My first test of the service didn’t work all that well, though. My message was:
I need to contact Diane Griffin about the report for the L.M. Montgomery Land Trust.
The Jott transcription of the message was:
I need to contact Diana Crissine about the report for Allan land trust.
To the service’s credit, the words it didn’t recognize properly were proper names, and I did have the option of spelling those out (proper names are the bête noire of text-to-speech and OCR).
Market focus on Canada is an article in the expat-focused GuardianAbroad website providing a basic overview for non-Canadians looking to purchase property here. Always interesting to see the country from the outside in.
By the way, the Humber Valley Resort in Newfoundland mentioned in the article was the subject of an episode of Venture’s Dreamers and Schemers on CBC Television last season (you can likely catch it as a re-run on Newsworld this spring or summer).
An interesting side-note to their story: the airline they charter to ferry Europeans to Deer Lake, Newfoundland is the self-same Monarch Airlines that we flew last month from London to Lisbon.
Last night while waiting for the bus uptown, I stopped in at Indigo to get out of the rain and browse around for a while.
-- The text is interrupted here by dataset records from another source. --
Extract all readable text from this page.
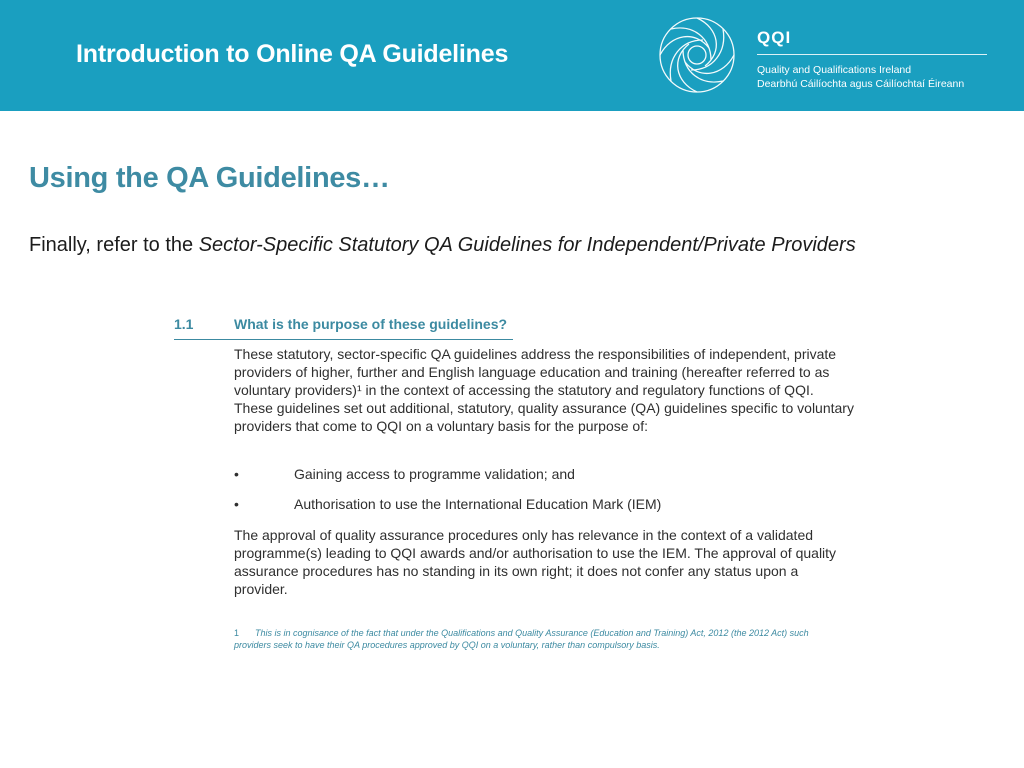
Introduction to Online QA Guidelines
QQI
Quality and Qualifications Ireland
Dearbhú Cáilíochta agus Cáilíochtaí Éireann
Using the QA Guidelines…
Finally, refer to the Sector-Specific Statutory QA Guidelines for Independent/Private Providers
1.1	What is the purpose of these guidelines?
These statutory, sector-specific QA guidelines address the responsibilities of independent, private providers of higher, further and English language education and training (hereafter referred to as voluntary providers)¹ in the context of accessing the statutory and regulatory functions of QQI. These guidelines set out additional, statutory, quality assurance (QA) guidelines specific to voluntary providers that come to QQI on a voluntary basis for the purpose of:
•	Gaining access to programme validation; and
•	Authorisation to use the International Education Mark (IEM)
The approval of quality assurance procedures only has relevance in the context of a validated programme(s) leading to QQI awards and/or authorisation to use the IEM. The approval of quality assurance procedures has no standing in its own right; it does not confer any status upon a provider.
1 This is in cognisance of the fact that under the Qualifications and Quality Assurance (Education and Training) Act, 2012 (the 2012 Act) such providers seek to have their QA procedures approved by QQI on a voluntary, rather than compulsory basis.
In the cookbook section I came across a couple of volumes from German publisher Gräfe & Unzer in a series they call “basics” and I ended up purchasing Vegetarian Basics, which turned out to be on sale for about $10.
The design of the books is beautiful: they’re full of colourful photographs of sexy Germans making food (and photos of the sexy food itself), the writing is witty and the recipes simple. They are less “cookbooks” and more “cooking manuals” but without any hint of the prostration required for the “…for Dummies” books.
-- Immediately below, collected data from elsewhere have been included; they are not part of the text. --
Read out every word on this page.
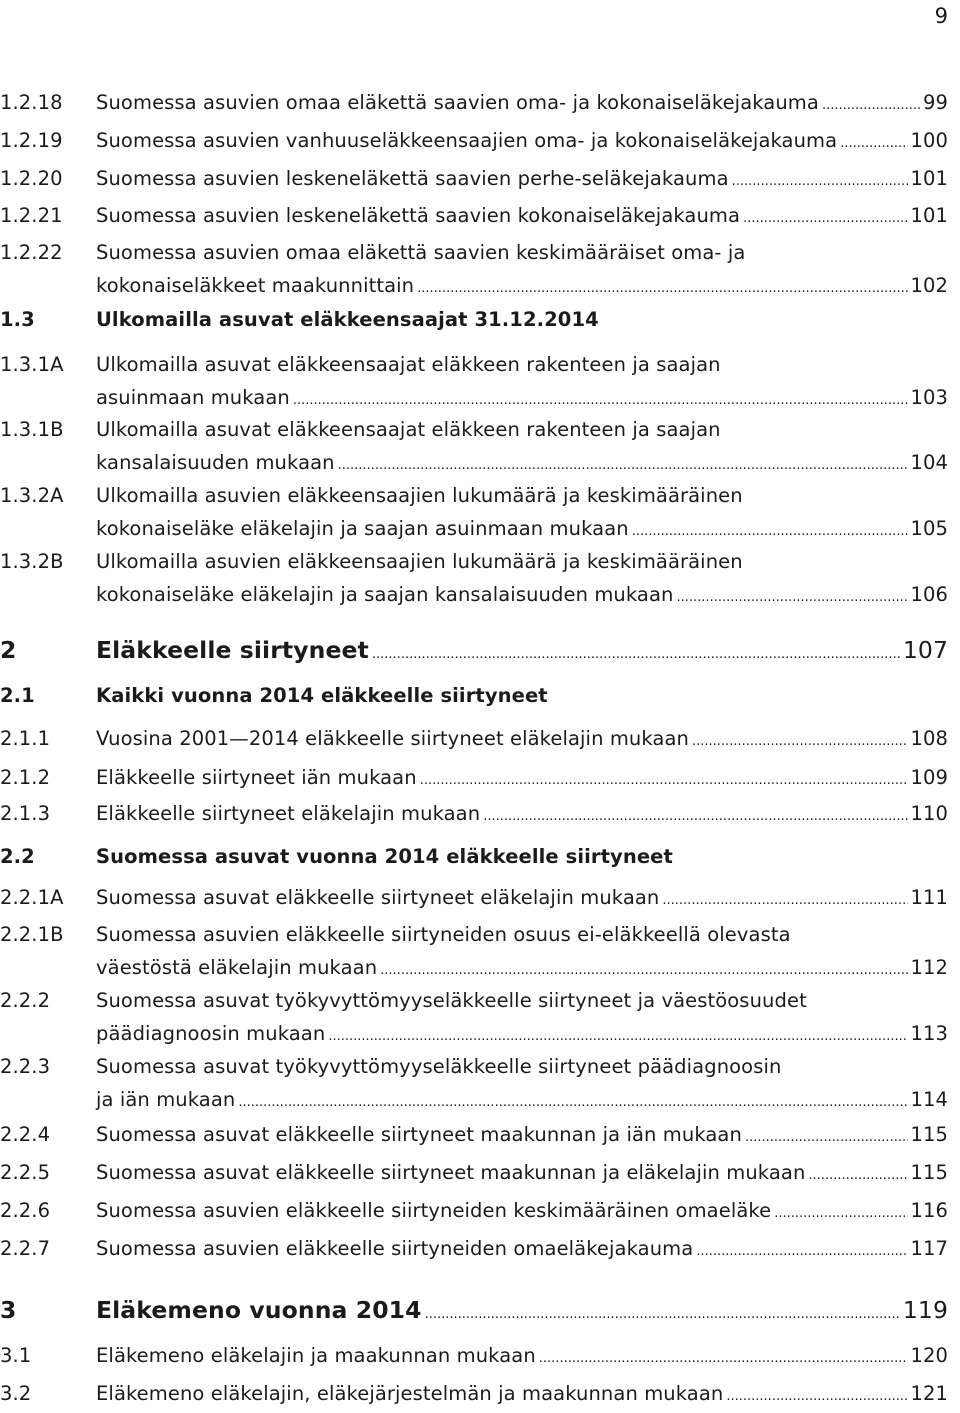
9
1.2.18 Suomessa asuvien omaa eläkettä saavien oma- ja kokonaiseläkejakauma .....	99
1.2.19 Suomessa asuvien vanhuuseläkkeensaajien oma- ja kokonaiseläkejakauma .....	100
1.2.20 Suomessa asuvien leskeneläkettä saavien perhe-seläkejakauma .....	101
1.2.21 Suomessa asuvien leskeneläkettä saavien kokonaiseläkejakauma .....	101
1.2.22 Suomessa asuvien omaa eläkettä saavien keskimääräiset oma- ja
kokonaiseläkkeet maakunnittain .....	102
1.3	Ulkomailla asuvat eläkkeensaajat 31.12.2014
1.3.1A Ulkomailla asuvat eläkkeensaajat eläkkeen rakenteen ja saajan
asuinmaan mukaan .....	103
1.3.1B Ulkomailla asuvat eläkkeensaajat eläkkeen rakenteen ja saajan
kansalaisuuden mukaan .....	104
1.3.2A Ulkomailla asuvien eläkkeensaajien lukumäärä ja keskimääräinen
kokonaiseläke eläkelajin ja saajan asuinmaan mukaan .....	105
1.3.2B Ulkomailla asuvien eläkkeensaajien lukumäärä ja keskimääräinen
kokonaiseläke eläkelajin ja saajan kansalaisuuden mukaan .....	106
2	Eläkkeelle siirtyneet .....	107
2.1	Kaikki vuonna 2014 eläkkeelle siirtyneet
2.1.1 Vuosina 2001—2014 eläkkeelle siirtyneet eläkelajin mukaan .....	108
2.1.2 Eläkkeelle siirtyneet iän mukaan .....	109
2.1.3 Eläkkeelle siirtyneet eläkelajin mukaan .....	110
2.2	Suomessa asuvat vuonna 2014 eläkkeelle siirtyneet
2.2.1A Suomessa asuvat eläkkeelle siirtyneet eläkelajin mukaan .....	111
2.2.1B Suomessa asuvien eläkkeelle siirtyneiden osuus ei-eläkkeellä olevasta
väestöstä eläkelajin mukaan .....	112
2.2.2 Suomessa asuvat työkyvyttömyyseläkkeelle siirtyneet ja väestöosuudet
päädiagnoosin mukaan .....	113
2.2.3 Suomessa asuvat työkyvyttömyyseläkkeelle siirtyneet päädiagnoosin
ja iän mukaan .....	114
2.2.4 Suomessa asuvat eläkkeelle siirtyneet maakunnan ja iän mukaan .....	115
2.2.5 Suomessa asuvat eläkkeelle siirtyneet maakunnan ja eläkelajin mukaan .....	115
2.2.6 Suomessa asuvien eläkkeelle siirtyneiden keskimääräinen omaeläke .....	116
2.2.7 Suomessa asuvien eläkkeelle siirtyneiden omaeläkejakauma .....	117
3	Eläkemeno vuonna 2014 .....	119
3.1	Eläkemeno eläkelajin ja maakunnan mukaan .....	120
3.2	Eläkemeno eläkelajin, eläkejärjestelmän ja maakunnan mukaan .....	121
It turns out that Sebastian Dickhaut, who conceived of the basics series, has a weblog which, although it’s in German (Google’s English translation thereof), is worthwhile reading if you don’t read German for the beautiful photos of food you’ll find there.
There’s more about Sebastian on his personal website; here’s a poorly-translated (by Google) partial biography:
Born I am 1963 in bath Nauheim in Hessen. My father had bought an old hotel before there, had made from this a psychiatric sanatorium and had finally married my nut/mother. At the beginning they still drove in the morning on the supermarket, in order to get food for the hospital kitchen, in which I was dearest during the day. Each noon met we there in a Glaskontor beside the enormous stove, in order to eat with the cooks and physicians to noon.
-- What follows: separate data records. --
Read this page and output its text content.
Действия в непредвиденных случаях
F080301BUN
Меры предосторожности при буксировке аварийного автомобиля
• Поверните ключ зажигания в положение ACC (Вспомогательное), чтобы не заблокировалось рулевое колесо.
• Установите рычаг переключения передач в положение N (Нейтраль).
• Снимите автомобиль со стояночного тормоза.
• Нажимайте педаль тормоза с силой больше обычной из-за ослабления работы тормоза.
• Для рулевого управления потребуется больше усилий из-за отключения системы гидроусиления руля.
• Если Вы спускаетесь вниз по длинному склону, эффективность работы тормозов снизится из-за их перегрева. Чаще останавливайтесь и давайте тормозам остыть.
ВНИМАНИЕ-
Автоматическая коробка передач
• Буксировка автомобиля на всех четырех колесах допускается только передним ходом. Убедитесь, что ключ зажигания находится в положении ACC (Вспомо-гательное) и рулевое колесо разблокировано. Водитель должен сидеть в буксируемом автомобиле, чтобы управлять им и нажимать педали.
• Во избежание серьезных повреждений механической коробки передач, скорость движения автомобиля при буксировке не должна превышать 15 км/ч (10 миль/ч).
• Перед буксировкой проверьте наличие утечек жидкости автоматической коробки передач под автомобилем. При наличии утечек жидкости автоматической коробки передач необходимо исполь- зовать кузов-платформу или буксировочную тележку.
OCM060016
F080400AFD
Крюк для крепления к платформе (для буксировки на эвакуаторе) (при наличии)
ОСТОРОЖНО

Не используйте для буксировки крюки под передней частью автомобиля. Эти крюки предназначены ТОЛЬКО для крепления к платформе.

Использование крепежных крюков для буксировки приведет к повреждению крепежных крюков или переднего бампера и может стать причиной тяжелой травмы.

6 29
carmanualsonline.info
There are plenty of copies of Vegetarian Basics left at the Charlottetown Indigo, and many copies of the meat- and fish-included Cooking Basics too (which is bound in resplendent yellow). They’re all piled on a table in front of the faux fireplace on the right-hand side of the store.
I mentioned this five years ago, but it bears repeating: Prince Edward Island residents can pay $10 for a “community ID” and get borrowing privileges from the Robertson Library at the University of PEI. Mine was due for an update — since I originally got it many years ago they went all “smart card” — and so I stopped in today and got a new one:
My operative G. tells me that I can somehow parlay this into a card that lets me add cash and use the photocopier in the library too, but I haven’t tried that yet.
Holland College extends similar privileges to Islanders.
Add to this the feature of islandlibraries.ca that lets you request items from the Provincial Library, Holland College and UPEI collections be delivered to your local library.
PEI residents have excellent, free access to a stunning array of library resources.